Dom Ramiro mantém o papel de patriarca da família. As grandes decisões ainda passam por ele – responsabilidade que o idoso leva a sério. Numa ocasião em que um de seus filhos vendeu uma propriedade sem consultá-lo, Dom Ramiro caiu doente. “Em muitos lugares, o idoso é ignorado, mas na minha casa todos me respeitam. Continuo sendo o chefe da família. Quando meus familiares me encontram, sempre me cumprimentam e me abraçam”, conta.

Os fortes laços familiares têm um papel central na longevidade observada nas blue zones. Este foi o nome dado a cinco regiões do planeta onde pesquisadores observaram que as pessoas vivem mais do que a média e com saúde. Nesses locais, não é incomum encontrar centenários cuidando do jardim, cavalgando, cozinhando ou trabalhando. Buettner, em conjunto com pesquisadores, caracterizou como blue zones as seguintes localidades:

  • Nicoya, na Costa Rica
  • Loma Linda, nos Estados Unidos
  • Okinawa, no Japão
  • Icária, na Grécia
  • Sardenha, na Itália

Visitei essas regiões em uma expedição de dois meses para buscar entender esse e outros pilares do envelhecimento saudável – além de cultivar bons relacionamentos, são tratados como pontos fundamentais seguir uma alimentação saudável, ser ativo e ter um propósito de vida. Essa é a última de uma série de três reportagens que explora essas questões.

Os laços familiares

Na maioria dos casos, os idosos vivem com seus filhos até o final da vida, não raro com várias gerações sob o mesmo teto. Esse arranjo permite que o idoso se sinta acolhido e cuidado pelos outros membros, mas também dá a ele a oportunidade de continuar se sentindo útil e pertencente, compartilhando sua experiência e participando do funcionamento da casa.

Dom Ramiro, portanto, sabe que pode contar com sua família para cuidar dele quando chegar a hora, ao mesmo tempo que sente que sua opinião ainda é relevante para aquele núcleo.

O médico Raffaelle Sestu, que acompanha os centenários da cidade de Arzana, na região central da Sardenha, constata o mesmo fenômeno entre seus pacientes. Ele conta da festa de aniversário de 101 anos de um deles. Além de familiares e amigos estava presente a equipe de uma televisão alemã, que gravava uma matéria sobre os centenários da cidade. “Havia quase 100 pessoas naquele encontro, mas quando Luigino disse ‘Sentem-se’, todos sentaram. Ele ainda estava à frente da situação”, recorda. Ele continua: “Nossos idosos sempre tiveram um papel fundamental dentro da família. Se a família tiver que tomar uma decisão importante, ela primeiro consultará aquele que já tem 100 anos de experiência. A autoestima trazida por essa valorização auxilia na saúde do idoso, principalmente a mental.”

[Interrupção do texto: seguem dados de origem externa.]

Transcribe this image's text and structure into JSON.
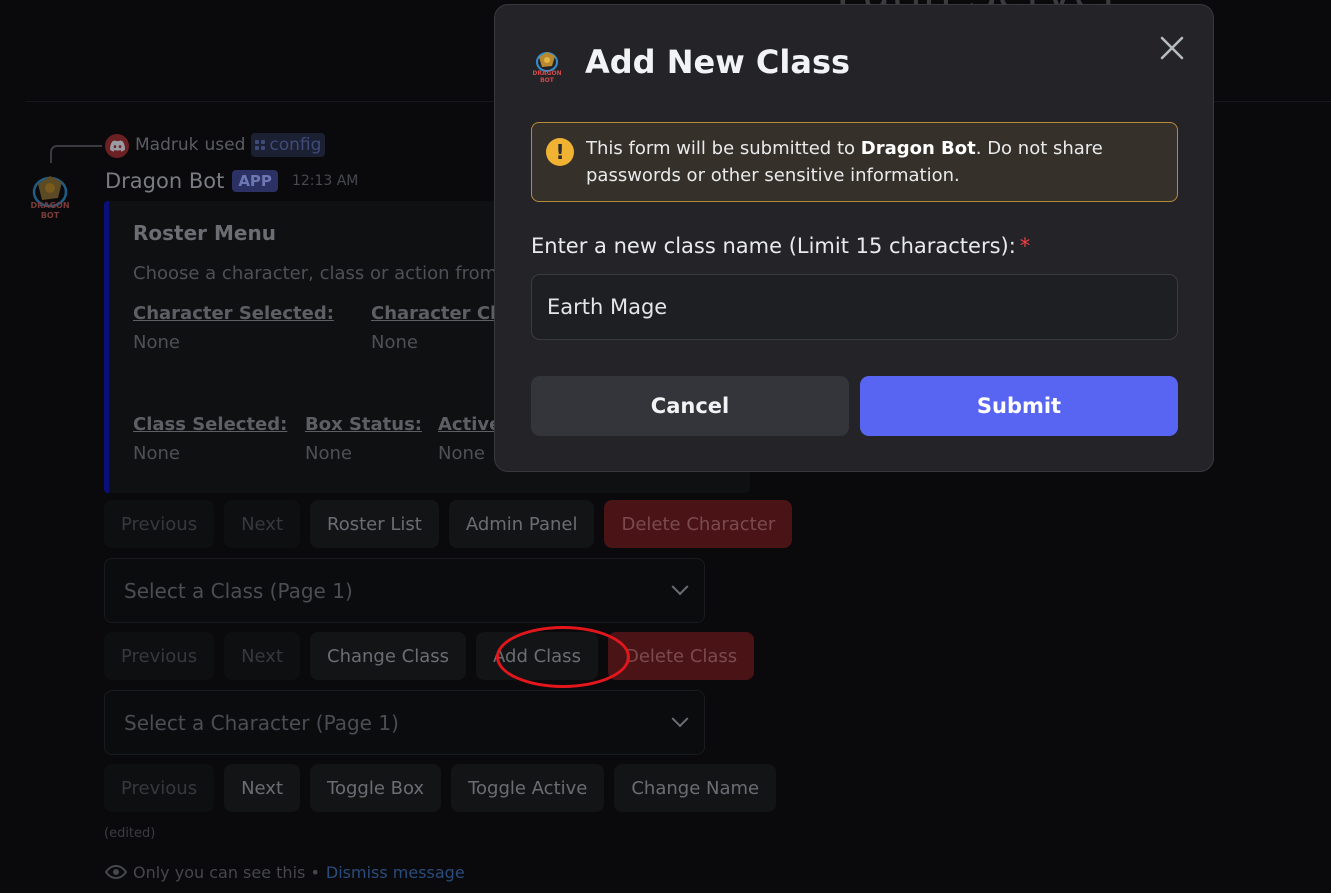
{
  "background": {
    "heading_fragment": "Lutin Server",
    "interaction": {
      "user": "Madruk",
      "used_text": "used",
      "command": "config"
    },
    "bot": {
      "name": "Dragon Bot",
      "badge": "APP",
      "time": "12:13 AM"
    },
    "embed": {
      "title": "Roster Menu",
      "description": "Choose a character, class or action from t",
      "fields_row1": [
        {
          "name": "Character Selected:",
          "value": "None"
        },
        {
          "name": "Character Cla",
          "value": "None"
        }
      ],
      "fields_row2": [
        {
          "name": "Class Selected:",
          "value": "None"
        },
        {
          "name": "Box Status:",
          "value": "None"
        },
        {
          "name": "Active",
          "value": "None"
        }
      ]
    },
    "row1_buttons": [
      "Previous",
      "Next",
      "Roster List",
      "Admin Panel",
      "Delete Character"
    ],
    "class_select": "Select a Class (Page 1)",
    "row2_buttons": [
      "Previous",
      "Next",
      "Change Class",
      "Add Class",
      "Delete Class"
    ],
    "character_select": "Select a Character (Page 1)",
    "row3_buttons": [
      "Previous",
      "Next",
      "Toggle Box",
      "Toggle Active",
      "Change Name"
    ],
    "edited": "(edited)",
    "ephemeral": {
      "text": "Only you can see this •",
      "dismiss": "Dismiss message"
    }
  },
  "modal": {
    "title": "Add New Class",
    "warning": {
      "prefix": "This form will be submitted to ",
      "bot": "Dragon Bot",
      "suffix": ". Do not share passwords or other sensitive information."
    },
    "input_label": "Enter a new class name (Limit 15 characters):",
    "required_mark": "*",
    "input_value": "Earth Mage",
    "cancel": "Cancel",
    "submit": "Submit"
  },
  "colors": {
    "accent": "#5865f2",
    "danger": "#da373c",
    "warning": "#f0b232",
    "annotation_circle": "#e3161c"
  }
}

A italiana Rosa Secci, de 97 anos, é um exemplo disso. A aparência frágil e o caminhar lento são compensados por uma mente afiadíssima e uma atitude extremamente positiva diante da vida. Casou-se com 31 anos – “já não era mais uma garotinha”, diz –, teve três filhas, seis netos e quatro bisnetos. A família é seu maior motivo de orgulho. “Nunca estou sozinha, estou sempre na companhia deles. Tenho uma vida belíssima e feliz porque todos eles me amam”, conta Rosa.